— Pardonnez-moi, dit le sous-prieur, la voix de l’abbé est toute puissante dans cette affaire. »
Le rouge commençait à monter au visage de sir Piercy Shafton. « Je suis étonné, s’écria-t-il, d’entendre Votre Révérence parler ainsi : quoi ! pour la mort supposée de cet obscur et grossier chicaneur, oseriez-vous attenter à la liberté d’un membre de la famille Piercy ?
— Sir chevalier, » reprit le sous-prieur avec politesse, « votre haut lignage et votre colère ne vous serviront à rien dans une pareille aventure ; il ne sera pas dit que vous serez venu chercher un asile parmi nous pour répandre ensuite notre sang comme si c’était de l’eau.
— Je vous dis, comme je l’ai dit déjà plus d’une fois, qu’il n’y a pas eu de sang répandu sauf le mien.
— C’est ce qu’il faudra prouver ; nous qui faisons partie de la communauté de Sainte-Marie de Kennaquhair, nous n’avons pas pour habitude de recevoir des contes de fées en échange de la vie de nos vassaux.
— Nous qui faisons partie de la maison de Piercy, répondit Shafton, nous ne connaissons ni menace ni contrainte.
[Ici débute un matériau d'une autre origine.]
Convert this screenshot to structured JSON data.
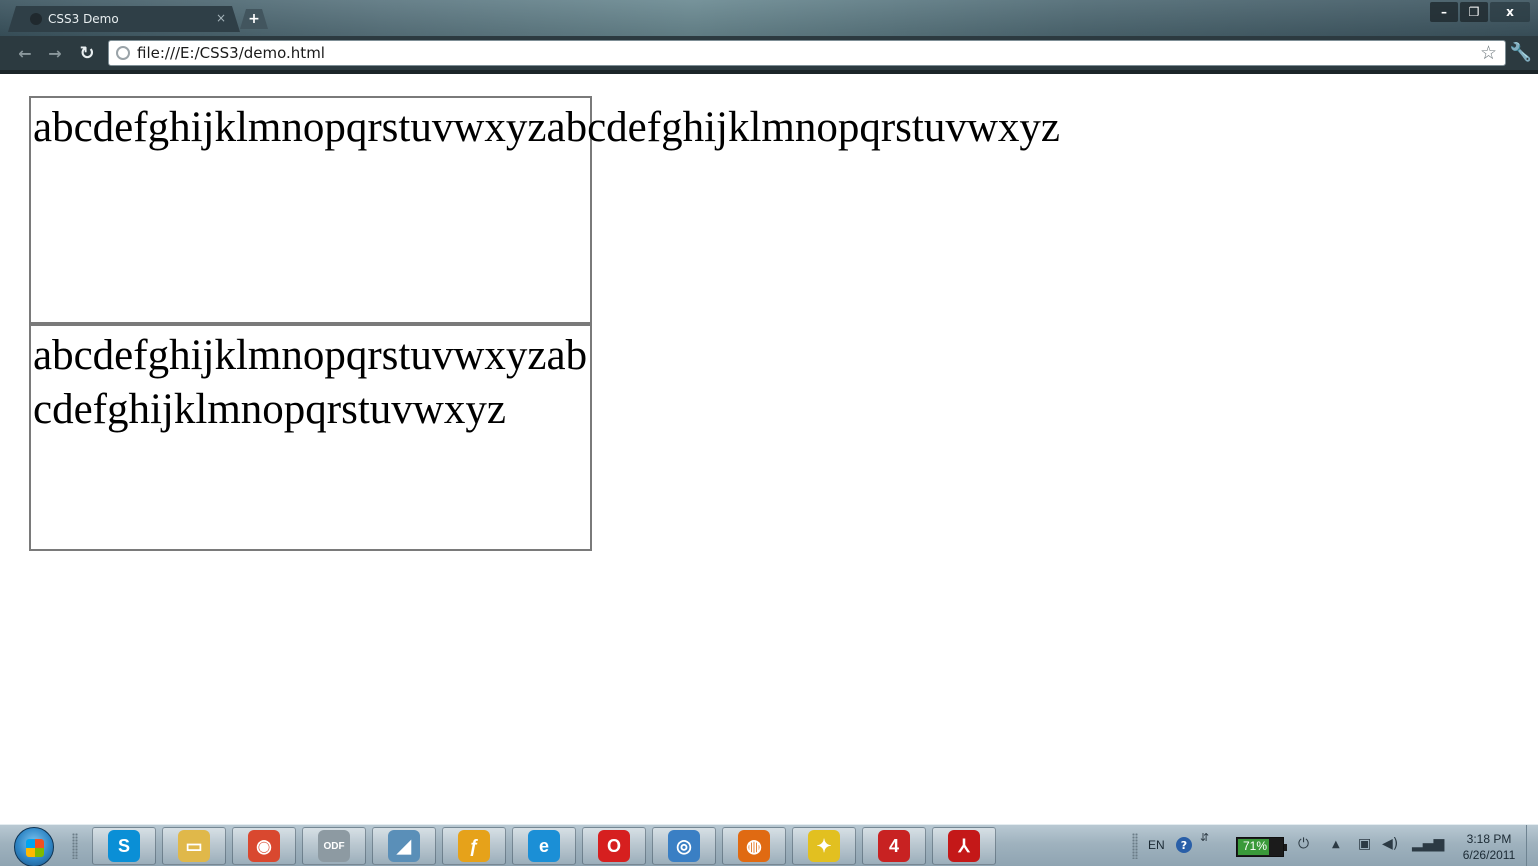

Je vous dis que je pars demain, arrive que pourra.
— Et moi, » reprit le sous-prieur, du même ton déterminé, « je vous dis que je ferai manquer votre voyage, arrive que voudra.
— Qui osera s’opposer à mon passage, dit le chevalier, si je m’en ouvre un de vive force ?
— Vous ferez sagement de réfléchir avant d’en venir à un tel essai, » dit froidement le moine ; « il y a assez d’hommes dans les domaines de Sainte-Marie prêts à revendiquer ses droits contre tous ceux qui voudraient les enfreindre.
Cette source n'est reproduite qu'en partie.